Ce qui est d'autant plus vrai depuis l'application de la Loi EL KHOMRI du 08 août 2016 puisque l'astreinte n'inclut plus l'obligation pour le salarié de rester à son domicile pour être à la disposition de l'employeur et que le simple fait de devoir "rester connecté" en dehors du temps de travail suffit à définir une période d'astreinte.

C'est donc au titre de ce fameux droit à la déconnexion que la Cour de Cassation a confirmé l'arrêt rendu par la Cour d'Appel et la condamnation de la Société RENTOKIL INITIAL à payer 60.868,51 euros à M. Y au titre de rappel d'indemnité d'astreinte.
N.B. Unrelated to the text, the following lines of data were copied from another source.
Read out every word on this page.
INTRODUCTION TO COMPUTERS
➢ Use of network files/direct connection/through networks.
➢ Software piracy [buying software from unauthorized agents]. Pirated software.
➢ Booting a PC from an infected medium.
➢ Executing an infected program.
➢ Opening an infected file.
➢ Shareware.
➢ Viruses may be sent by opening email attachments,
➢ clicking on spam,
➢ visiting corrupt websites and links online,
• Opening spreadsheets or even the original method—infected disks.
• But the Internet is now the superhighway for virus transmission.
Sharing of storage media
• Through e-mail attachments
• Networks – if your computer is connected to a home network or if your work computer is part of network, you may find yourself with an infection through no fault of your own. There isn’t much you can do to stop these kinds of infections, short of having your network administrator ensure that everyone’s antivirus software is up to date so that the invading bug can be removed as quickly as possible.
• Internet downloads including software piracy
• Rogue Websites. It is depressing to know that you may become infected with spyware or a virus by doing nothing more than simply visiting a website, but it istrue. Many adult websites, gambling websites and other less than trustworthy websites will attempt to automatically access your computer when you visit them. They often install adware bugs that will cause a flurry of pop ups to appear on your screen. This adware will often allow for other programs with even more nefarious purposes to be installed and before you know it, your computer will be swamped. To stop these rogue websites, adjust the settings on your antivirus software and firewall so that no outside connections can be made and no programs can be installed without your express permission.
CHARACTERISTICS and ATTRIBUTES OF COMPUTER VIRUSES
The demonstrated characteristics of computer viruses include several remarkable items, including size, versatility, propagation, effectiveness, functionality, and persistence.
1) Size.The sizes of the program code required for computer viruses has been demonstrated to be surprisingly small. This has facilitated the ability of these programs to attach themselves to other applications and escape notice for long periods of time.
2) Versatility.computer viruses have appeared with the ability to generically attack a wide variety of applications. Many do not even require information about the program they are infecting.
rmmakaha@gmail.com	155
L'astreinte : période de repos ou de travail ? 

Il n'en demeure pas moins "un vide juridique [...] sur la période d'astreinte qui n'est ni considérée vraiment comme du repos, ni vraiment comme du travail" relève Maître NIEL, qui rappelle que si les périodes d'astreinte sont dédommagées, elles sont toujours comptabilisées en France comme du temps de repos "alors que selon le Comité Européen des Droits Sociaux (CEDS), l'assimilation des astreintes a du temps de repos constitue une violation du droit à une durée raisonnable de travail".

En effet, en cas de non-intervention, un salarié français pourtant d'astreinte un week-end devra reprendre le travail dès le lundi puisqu'il aura eu ses deux jours de repos consécutifs. Ce qui dans les faits n'est pas tout-à-fait exact comme toute personne ayant été d'astreinte pourra en attester.

Toutefois, il faut voir dans cet arrêt une véritable avancée en faveur du droit à la déconnexion et un rapprochement des positions de la France et de la CEDS puisqu'in fine "la Cour de Cassation rappelle bien aux entreprises qu'une violation du temps de repas par une disponibilité obligatoire, même numérique, est une astreinte et doit être dédommagée" analyse Maître NIEL.